Egbas, a public relations expert, lamented that despite calling the emergency numbers from 7am and tweeting at the Lagos State Governor, Akinwunmi Ambode, no agency of government showed up until 3pm.

He explained that when he reached out to the agencies on the phone, they frustrated him by shifting responsibility from one agency to another.

 Egbas said he later approached Gino and offered him N5,000, adding that he refused to take the money.

“He was speaking a mixture of Hausa/Fulani and French languages. When I brought out N5,000 and asked him to take it, he said if he came down, people would beat him. I promised to protect him, but he said I should get him a packet of cigarettes and a bottle of gin.
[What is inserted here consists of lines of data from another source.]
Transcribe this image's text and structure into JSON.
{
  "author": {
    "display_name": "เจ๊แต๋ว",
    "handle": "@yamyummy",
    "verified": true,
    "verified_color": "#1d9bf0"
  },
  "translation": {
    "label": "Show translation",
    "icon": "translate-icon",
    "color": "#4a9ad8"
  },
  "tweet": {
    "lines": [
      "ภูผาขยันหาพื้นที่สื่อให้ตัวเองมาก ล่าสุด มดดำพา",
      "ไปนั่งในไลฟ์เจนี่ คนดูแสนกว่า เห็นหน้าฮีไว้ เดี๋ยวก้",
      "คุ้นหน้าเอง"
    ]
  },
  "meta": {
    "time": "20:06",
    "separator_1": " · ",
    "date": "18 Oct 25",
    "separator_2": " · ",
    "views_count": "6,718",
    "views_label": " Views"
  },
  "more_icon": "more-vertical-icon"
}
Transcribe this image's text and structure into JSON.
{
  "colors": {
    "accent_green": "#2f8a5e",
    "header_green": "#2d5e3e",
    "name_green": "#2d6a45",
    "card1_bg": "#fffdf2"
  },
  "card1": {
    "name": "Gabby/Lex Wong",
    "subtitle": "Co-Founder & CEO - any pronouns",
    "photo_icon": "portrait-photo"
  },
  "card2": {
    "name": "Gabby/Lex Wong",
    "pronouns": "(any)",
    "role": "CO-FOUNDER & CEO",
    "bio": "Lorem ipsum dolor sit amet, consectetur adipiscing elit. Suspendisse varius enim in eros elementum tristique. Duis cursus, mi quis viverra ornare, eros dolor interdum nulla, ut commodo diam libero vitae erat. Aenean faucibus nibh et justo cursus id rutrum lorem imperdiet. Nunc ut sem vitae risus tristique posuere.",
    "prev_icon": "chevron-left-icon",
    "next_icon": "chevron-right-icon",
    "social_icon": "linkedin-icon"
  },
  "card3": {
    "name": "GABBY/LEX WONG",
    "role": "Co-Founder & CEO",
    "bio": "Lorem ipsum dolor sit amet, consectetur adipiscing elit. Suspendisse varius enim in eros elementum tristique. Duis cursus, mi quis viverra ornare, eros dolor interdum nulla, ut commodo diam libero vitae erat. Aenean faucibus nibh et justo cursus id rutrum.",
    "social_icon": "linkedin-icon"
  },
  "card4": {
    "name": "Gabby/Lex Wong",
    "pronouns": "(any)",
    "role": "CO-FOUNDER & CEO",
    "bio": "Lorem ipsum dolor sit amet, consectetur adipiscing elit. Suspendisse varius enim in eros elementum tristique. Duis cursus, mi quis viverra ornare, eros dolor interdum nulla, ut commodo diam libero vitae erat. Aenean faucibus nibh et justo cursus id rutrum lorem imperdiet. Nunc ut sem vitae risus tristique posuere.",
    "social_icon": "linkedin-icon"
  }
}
He did not take the money,” he added.

It was gathered that policemen from the Maroko division, firefighters from Lekki and officials of the Eko Electric later showed up at the scene.

A resident reportedly offered his inflatable bouncing castle to make the job of getting Gino to the ground easier.
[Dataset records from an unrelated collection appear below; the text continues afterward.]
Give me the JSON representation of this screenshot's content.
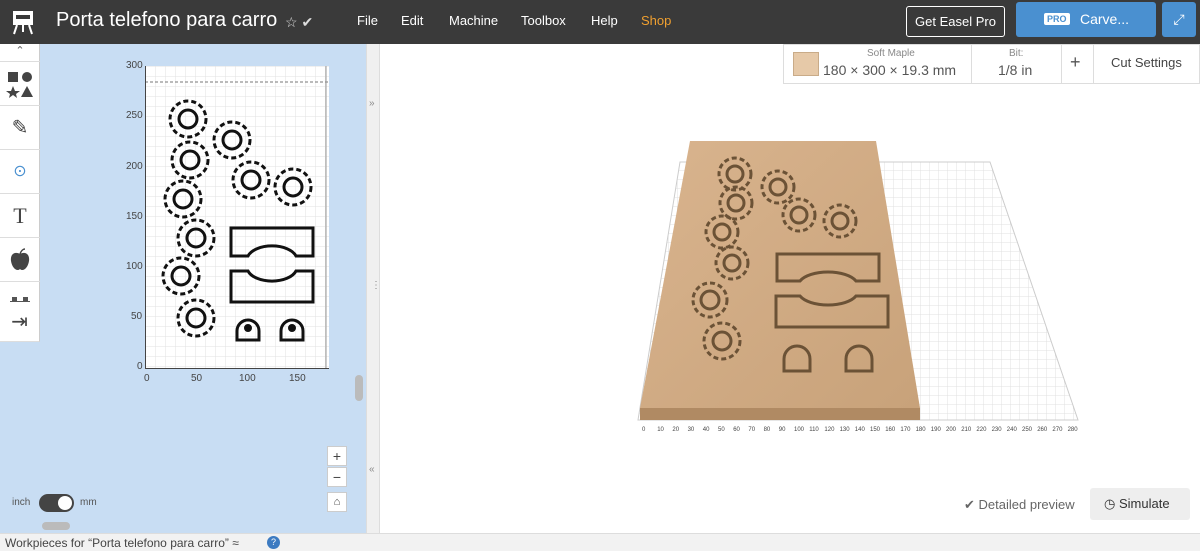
{
  "app": {
    "title": "Porta telefono para carro",
    "title_icons": "☆ ✔"
  },
  "menu": [
    {
      "label": "File"
    },
    {
      "label": "Edit"
    },
    {
      "label": "Machine"
    },
    {
      "label": "Toolbox"
    },
    {
      "label": "Help"
    },
    {
      "label": "Shop"
    }
  ],
  "header_buttons": {
    "get_pro": "Get Easel Pro",
    "carve_badge": "PRO",
    "carve": "Carve..."
  },
  "tools": [
    {
      "icon": "shapes-icon",
      "glyph": "■●\n★▲"
    },
    {
      "icon": "pen-icon",
      "glyph": "✎"
    },
    {
      "icon": "point-icon",
      "glyph": "⊙"
    },
    {
      "icon": "text-icon",
      "glyph": "T"
    },
    {
      "icon": "apple-icon",
      "glyph": "🍎"
    },
    {
      "icon": "lego-icon",
      "glyph": "▦"
    },
    {
      "icon": "import-icon",
      "glyph": "⇥"
    }
  ],
  "design_axes": {
    "y_ticks": [
      "300",
      "250",
      "200",
      "150",
      "100",
      "50",
      "0"
    ],
    "x_ticks": [
      "0",
      "50",
      "100",
      "150"
    ]
  },
  "units": {
    "left": "inch",
    "right": "mm"
  },
  "material": {
    "name": "Soft Maple",
    "dims": "180 × 300 × 19.3 mm",
    "swatch_color": "#e6c9a8"
  },
  "bit": {
    "label": "Bit:",
    "value": "1/8 in"
  },
  "cut_settings": "Cut Settings",
  "preview": {
    "detailed": "Detailed preview",
    "simulate": "Simulate"
  },
  "preview_axis": {
    "ticks": [
      "0",
      "10",
      "20",
      "30",
      "40",
      "50",
      "60",
      "70",
      "80",
      "90",
      "100",
      "110",
      "120",
      "130",
      "140",
      "150",
      "160",
      "170",
      "180",
      "190",
      "200",
      "210",
      "220",
      "230",
      "240",
      "250",
      "260",
      "270",
      "280"
    ]
  },
  "bottom": {
    "workpieces": "Workpieces for “Porta telefono para carro” ≈"
  }
}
Egbas said, “But the officials appeared not to know what to do. When one of them eventually climbed the ladder, the man started using his teeth to cut the high-tension wire on the pole and that scared the official, who quickly came down. The man who brought the bouncing castle deflated it and took it away. At this point, the police, firefighters and the electricity officers left the scene.”
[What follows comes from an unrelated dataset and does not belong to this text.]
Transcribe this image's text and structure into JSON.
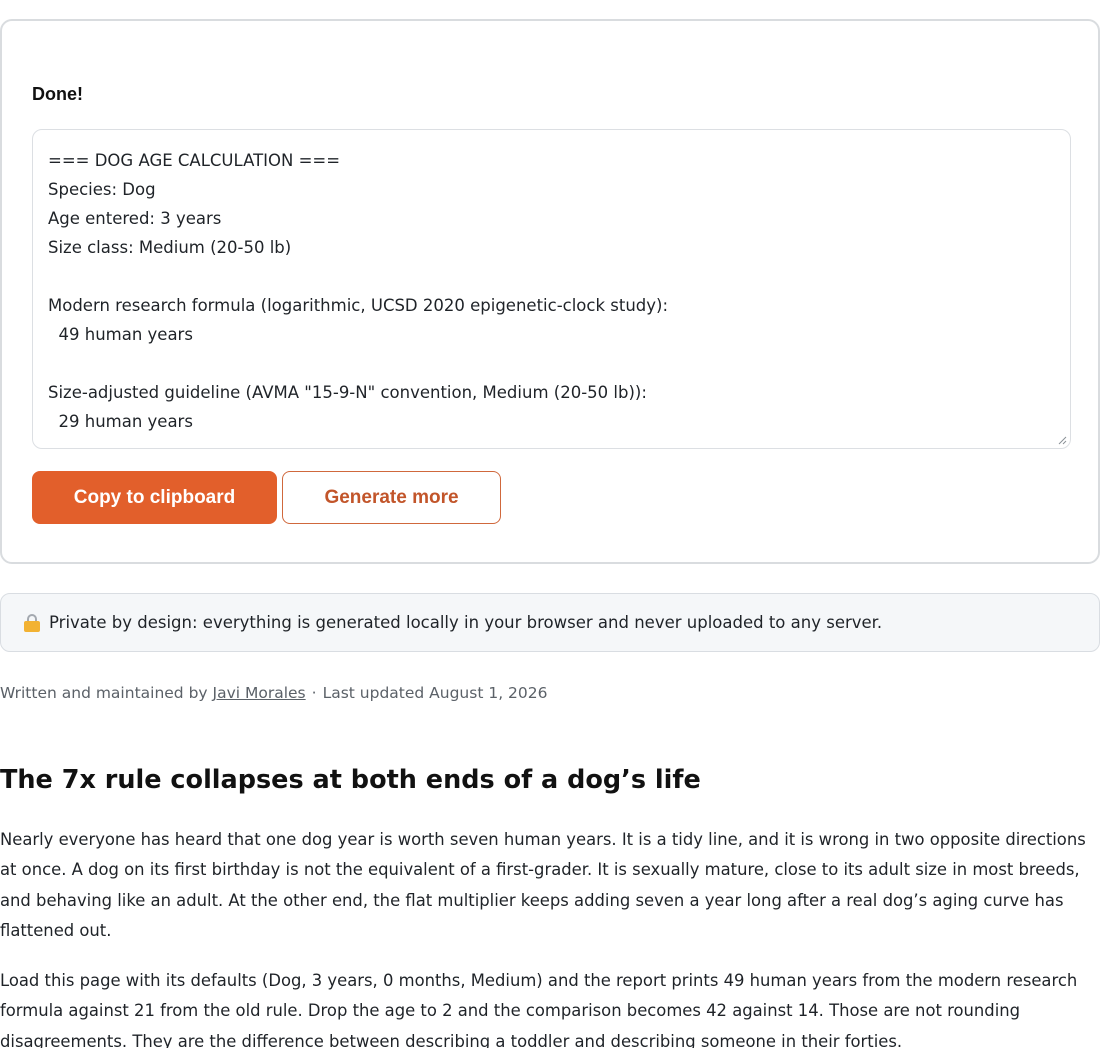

Officials of the Lagos State Fire Service and LASEMA were reported to have later arrived around 3pm and eventually rescued Gino.

The Director of the Lagos State Fire Service, Rasak Fadipe, said Gino was rushed to a hospital after the rescue, adding that the victim was not mentally stable.

He said, “The Lekki Phase 1 fire station responded. We rescued him alive. During the operation, he jumped onto a roof and started slitting his throat. He was brought down safely and taken to Oba Elegushi Primary Health Care Centre, Ikate.”

The Police Public Relations Officer, SP Dolapo Badmos, denied that the police left the scene during the rescue operation.

She said, “The police assisted in ensuring his safety during the whole operation. The man is a Cameroonian and from all indications, he has mental illness. After his treatment, he will be handed over to Cameroonian authorities.”

The General Manager of LASEMA, Michael Akindele, said proper investigations would be conducted into the incident.

He said, “People must be vigilant of strange faces and the activities around them.”

The General Manager, Corporate Communications, EKEDC, Idemudia Godwin, who described the incident as bizarre, denied that the officials abandoned the Cameroonian on the pole.

He said, “It was a bizarre situation. The man could have been electrocuted. However, there was no power supply on that line. We also had to ensure that all our lines leading to that area were knocked off. At a point, he started disconnecting the lines with his bare hands, injuring himself in the process. He was very violent and resisted attempts to bring him down.

“I have never seen such a thing in my entire life.”